An experimental satirical interface pushing the boundaries of consumerism, capitalism and the shopping experience.
This started as a joke. Not a bad joke, a good one. I wanted to make a product page that didn't feel like a product page. No grid, no filters, no "add to cart" sidebar. Just some stuff floating in the sky.
I was inspired by SKYLRK and the YZY website: interfaces that treat shopping less like a utility and more like an experience. I wanted to push that further into absurdity. What if the whole thing was a little unhinged? What if it made you laugh?
Shitty Little Things is a fully interactive experimental interface. Five products float across an animated sky. Hover over one and the sky shifts to its color. Click it and everything else disappears. The product centers itself, you can rotate it, navigate to the next one, add it to a cart.

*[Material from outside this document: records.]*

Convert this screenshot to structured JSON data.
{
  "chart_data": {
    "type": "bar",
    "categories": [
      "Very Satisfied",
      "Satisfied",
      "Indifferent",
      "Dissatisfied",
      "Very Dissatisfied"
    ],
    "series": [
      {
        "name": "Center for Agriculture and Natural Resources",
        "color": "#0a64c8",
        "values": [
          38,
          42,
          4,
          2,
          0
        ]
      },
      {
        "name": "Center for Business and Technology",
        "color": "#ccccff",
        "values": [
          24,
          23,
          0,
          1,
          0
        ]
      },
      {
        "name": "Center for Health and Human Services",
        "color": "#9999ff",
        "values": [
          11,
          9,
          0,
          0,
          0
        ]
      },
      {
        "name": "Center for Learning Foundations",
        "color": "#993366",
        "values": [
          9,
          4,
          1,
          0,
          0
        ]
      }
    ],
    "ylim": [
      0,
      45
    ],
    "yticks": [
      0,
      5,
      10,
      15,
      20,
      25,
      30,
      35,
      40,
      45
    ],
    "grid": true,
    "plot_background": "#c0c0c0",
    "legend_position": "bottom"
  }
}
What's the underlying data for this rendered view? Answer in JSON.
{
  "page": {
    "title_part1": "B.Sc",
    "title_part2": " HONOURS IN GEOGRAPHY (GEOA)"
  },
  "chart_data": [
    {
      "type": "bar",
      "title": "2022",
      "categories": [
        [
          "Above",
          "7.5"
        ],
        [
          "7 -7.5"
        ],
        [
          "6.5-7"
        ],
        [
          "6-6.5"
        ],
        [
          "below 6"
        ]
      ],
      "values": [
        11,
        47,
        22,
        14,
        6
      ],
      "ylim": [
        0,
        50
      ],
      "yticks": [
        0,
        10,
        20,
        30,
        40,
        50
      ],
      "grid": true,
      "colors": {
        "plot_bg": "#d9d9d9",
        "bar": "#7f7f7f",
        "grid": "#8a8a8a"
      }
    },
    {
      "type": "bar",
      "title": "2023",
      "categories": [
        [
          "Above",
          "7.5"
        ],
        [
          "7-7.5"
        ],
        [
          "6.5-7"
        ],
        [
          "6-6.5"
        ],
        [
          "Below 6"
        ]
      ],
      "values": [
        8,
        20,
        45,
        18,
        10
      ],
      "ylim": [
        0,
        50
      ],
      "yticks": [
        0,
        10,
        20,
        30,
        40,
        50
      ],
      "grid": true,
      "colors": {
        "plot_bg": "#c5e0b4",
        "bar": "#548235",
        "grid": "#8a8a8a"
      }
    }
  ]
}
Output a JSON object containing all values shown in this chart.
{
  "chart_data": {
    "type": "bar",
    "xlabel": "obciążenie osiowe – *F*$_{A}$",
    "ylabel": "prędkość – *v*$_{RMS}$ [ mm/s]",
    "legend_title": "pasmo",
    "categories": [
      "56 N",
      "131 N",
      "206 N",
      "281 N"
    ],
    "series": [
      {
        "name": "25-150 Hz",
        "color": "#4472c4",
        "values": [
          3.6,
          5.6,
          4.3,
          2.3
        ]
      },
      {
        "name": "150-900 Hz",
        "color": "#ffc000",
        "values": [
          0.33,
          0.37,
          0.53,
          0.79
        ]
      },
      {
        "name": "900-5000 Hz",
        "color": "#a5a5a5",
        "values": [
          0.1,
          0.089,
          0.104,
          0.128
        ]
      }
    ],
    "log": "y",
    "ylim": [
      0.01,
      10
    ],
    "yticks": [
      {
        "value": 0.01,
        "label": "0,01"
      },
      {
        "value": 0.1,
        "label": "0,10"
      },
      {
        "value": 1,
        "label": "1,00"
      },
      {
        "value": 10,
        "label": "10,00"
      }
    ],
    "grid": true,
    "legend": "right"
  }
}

The cart has cheeky copy. The checkout modal doesn't actually work. That's the point.
This was built in a single session using Claude Code. No Figma file, no design system, no brief. Just a reference image, a vibe, and a lot of iteration. I prompted, reviewed, redirected, and shipped. Product thinking meets experimental development.
The whole thing runs as a static HTML file. No framework, no backend, just vibes and Web Audio API elevator music.






Experimental work is fast when you're not precious about it. The constraint of "just make it weird and fun" is actually freeing. I shipped something I'm proud of in an afternoon. More of this.